Other major changes include expensing of equipment investment; elimination of personal and dependent exemptions, the tax on people who do not obtain adequate health insurance coverage, and the corporate alternative minimum tax; and increases in the standard deduction, the estate tax exemption, and the individual alternative minimum tax exemption.
In “Effects of the Tax Cuts and Jobs Act: A preliminary analysis” (PDF), William Gale, Hilary Gelfond, Aaron Krupkin, Mark J. Mazur, and Eric Toder summarize the provisions of the bill and provide preliminary analysis of their effects.
They find that TCJA will stimulate the economy in the near term, but the long-term impact on gross domestic product (GDP) will be small. The impact will be smaller on gross national product (GNP) than on GDP because the law will generate net capital inflows from abroad that have to be repaid in the future.

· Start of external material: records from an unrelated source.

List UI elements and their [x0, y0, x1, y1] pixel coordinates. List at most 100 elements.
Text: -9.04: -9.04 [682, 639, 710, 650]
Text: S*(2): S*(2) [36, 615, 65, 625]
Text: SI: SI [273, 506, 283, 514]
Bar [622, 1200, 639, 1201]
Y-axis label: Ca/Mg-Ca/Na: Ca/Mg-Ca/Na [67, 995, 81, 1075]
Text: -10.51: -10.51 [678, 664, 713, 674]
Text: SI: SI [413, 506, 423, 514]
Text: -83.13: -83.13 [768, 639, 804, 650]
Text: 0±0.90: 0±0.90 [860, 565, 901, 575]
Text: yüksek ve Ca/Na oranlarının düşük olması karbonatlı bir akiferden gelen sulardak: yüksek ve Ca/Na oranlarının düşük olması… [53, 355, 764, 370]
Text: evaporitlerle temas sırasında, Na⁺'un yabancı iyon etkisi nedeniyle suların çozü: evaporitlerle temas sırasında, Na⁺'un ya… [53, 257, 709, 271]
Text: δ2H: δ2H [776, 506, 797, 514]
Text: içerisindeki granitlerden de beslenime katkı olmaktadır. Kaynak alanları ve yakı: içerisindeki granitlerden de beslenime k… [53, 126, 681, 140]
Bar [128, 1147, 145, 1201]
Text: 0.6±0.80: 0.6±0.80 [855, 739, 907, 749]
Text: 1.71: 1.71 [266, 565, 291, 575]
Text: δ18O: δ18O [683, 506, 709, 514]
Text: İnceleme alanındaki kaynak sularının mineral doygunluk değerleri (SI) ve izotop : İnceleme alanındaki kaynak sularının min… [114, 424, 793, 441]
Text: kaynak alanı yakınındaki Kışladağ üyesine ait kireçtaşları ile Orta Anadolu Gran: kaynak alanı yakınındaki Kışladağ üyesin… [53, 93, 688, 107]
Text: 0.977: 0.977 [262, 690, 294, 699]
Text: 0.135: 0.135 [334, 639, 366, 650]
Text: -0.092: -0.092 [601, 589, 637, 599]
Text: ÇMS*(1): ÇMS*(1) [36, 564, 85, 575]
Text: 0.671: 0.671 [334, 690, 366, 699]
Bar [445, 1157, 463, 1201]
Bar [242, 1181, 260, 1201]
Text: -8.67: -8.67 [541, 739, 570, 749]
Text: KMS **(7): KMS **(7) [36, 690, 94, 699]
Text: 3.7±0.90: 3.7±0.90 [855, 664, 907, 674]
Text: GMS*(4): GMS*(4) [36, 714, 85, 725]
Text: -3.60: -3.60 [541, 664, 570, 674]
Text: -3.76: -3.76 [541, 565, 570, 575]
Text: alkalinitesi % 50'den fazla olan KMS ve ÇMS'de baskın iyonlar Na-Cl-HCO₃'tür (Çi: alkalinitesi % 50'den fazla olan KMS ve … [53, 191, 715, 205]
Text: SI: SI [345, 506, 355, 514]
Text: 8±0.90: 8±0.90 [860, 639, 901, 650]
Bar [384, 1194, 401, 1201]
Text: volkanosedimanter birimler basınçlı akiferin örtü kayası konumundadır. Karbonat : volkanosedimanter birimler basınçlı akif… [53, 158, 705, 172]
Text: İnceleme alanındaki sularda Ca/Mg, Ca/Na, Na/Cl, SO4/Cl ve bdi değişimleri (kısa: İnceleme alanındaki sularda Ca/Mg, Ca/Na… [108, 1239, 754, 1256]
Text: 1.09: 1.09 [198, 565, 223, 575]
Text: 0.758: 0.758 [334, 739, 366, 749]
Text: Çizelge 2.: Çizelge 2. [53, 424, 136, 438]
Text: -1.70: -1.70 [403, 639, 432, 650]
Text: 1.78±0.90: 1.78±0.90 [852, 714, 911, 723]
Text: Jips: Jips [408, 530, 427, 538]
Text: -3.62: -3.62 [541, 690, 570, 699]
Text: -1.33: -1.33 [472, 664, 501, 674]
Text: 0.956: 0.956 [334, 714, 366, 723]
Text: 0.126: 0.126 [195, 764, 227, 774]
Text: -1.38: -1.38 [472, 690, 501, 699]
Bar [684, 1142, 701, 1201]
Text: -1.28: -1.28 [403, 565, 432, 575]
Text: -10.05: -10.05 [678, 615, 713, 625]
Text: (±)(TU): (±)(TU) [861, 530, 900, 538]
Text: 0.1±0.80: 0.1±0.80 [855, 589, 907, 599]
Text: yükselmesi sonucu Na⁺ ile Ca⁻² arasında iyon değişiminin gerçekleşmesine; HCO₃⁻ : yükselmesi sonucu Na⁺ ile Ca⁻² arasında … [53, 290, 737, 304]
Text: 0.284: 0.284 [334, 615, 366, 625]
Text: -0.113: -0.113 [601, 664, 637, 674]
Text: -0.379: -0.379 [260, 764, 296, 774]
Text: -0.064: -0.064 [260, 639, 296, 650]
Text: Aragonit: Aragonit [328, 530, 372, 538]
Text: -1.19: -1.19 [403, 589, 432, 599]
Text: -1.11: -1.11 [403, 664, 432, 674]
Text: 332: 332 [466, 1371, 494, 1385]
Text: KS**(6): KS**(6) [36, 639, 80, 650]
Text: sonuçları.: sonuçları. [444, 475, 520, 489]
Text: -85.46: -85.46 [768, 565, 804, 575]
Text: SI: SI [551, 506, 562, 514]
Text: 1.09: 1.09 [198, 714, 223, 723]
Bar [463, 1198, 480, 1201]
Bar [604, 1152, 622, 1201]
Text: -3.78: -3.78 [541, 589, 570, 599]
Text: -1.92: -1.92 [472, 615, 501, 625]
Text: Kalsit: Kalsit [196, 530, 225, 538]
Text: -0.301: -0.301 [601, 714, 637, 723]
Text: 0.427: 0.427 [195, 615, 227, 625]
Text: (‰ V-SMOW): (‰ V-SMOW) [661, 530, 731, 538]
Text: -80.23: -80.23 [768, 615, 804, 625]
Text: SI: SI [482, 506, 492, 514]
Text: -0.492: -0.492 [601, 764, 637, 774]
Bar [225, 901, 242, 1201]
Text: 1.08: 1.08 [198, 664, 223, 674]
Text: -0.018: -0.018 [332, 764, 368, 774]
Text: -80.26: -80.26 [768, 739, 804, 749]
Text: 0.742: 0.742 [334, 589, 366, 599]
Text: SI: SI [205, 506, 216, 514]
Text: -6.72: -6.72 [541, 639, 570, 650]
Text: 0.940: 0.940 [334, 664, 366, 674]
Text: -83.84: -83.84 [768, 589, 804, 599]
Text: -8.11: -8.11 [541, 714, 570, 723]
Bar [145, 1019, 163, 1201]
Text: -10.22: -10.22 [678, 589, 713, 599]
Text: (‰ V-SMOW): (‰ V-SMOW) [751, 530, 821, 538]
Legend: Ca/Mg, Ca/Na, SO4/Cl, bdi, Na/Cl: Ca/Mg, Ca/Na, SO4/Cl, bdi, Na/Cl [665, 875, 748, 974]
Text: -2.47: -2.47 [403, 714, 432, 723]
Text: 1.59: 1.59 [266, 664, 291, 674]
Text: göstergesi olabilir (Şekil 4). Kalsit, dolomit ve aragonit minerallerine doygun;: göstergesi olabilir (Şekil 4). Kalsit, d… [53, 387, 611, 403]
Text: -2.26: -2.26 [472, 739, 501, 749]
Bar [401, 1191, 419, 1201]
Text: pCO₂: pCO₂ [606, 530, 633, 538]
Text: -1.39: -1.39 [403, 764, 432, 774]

The new law will reduce federal revenues by significant amounts, even after allowing for the impact on economic growth. It will make the distribution of after-tax income more unequal. If it is not financed with concurrent spending cuts or other tax increases, TCJA will raise federal debt and impose burdens on future generations. If it is financed with spending cuts or other tax increases, TCJA will, under the most plausible scenarios, end up making most households worse off than if it had not been enacted.

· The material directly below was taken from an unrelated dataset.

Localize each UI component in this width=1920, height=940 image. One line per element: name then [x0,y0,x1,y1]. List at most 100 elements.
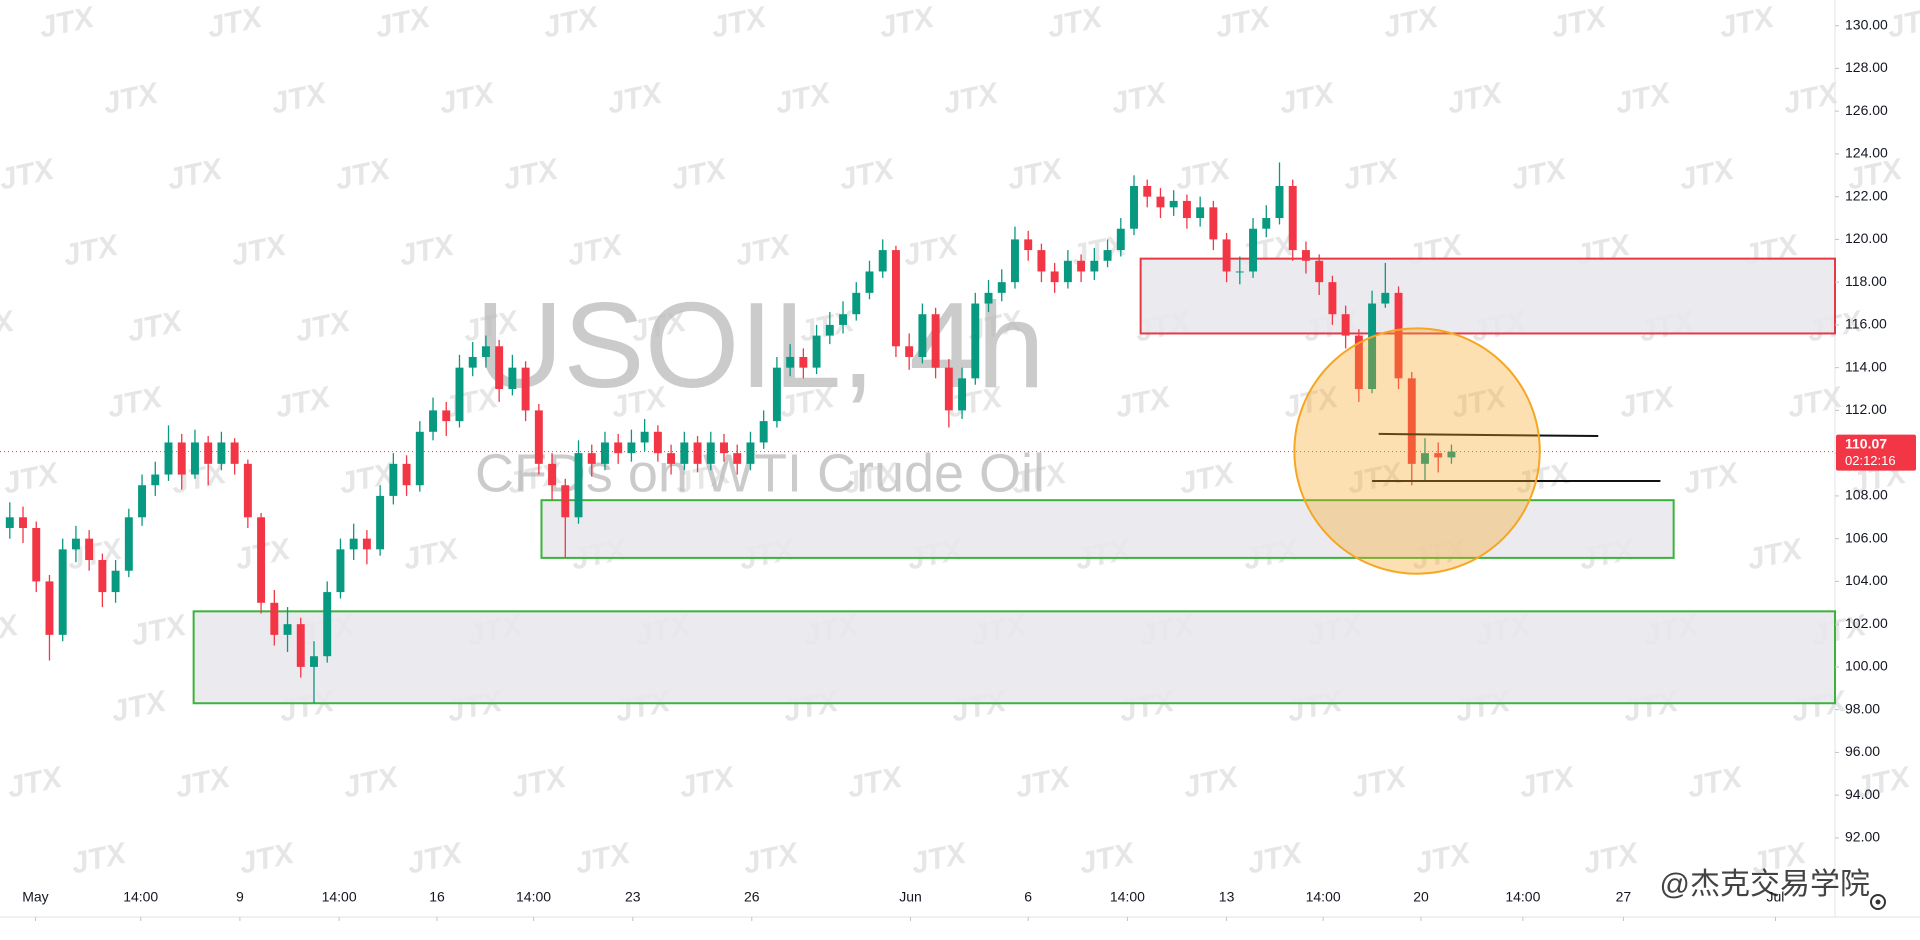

The new law simplifies taxes in some ways but creates new complexity and compliance issues in others. It will raise health care premiums and reduce health insurance coverage. It will affect activities in many sectors, including state and local public spending, charitable organizations, and housing.
The authors conclude that the new law leaves many unanswered questions. It phases out many provisions over time, and it leaves US revenues significantly below what is needed to address long-term fiscal shortfalls. These aspects invite reconsideration of the tax policy choices made in the TCJA over the next several years.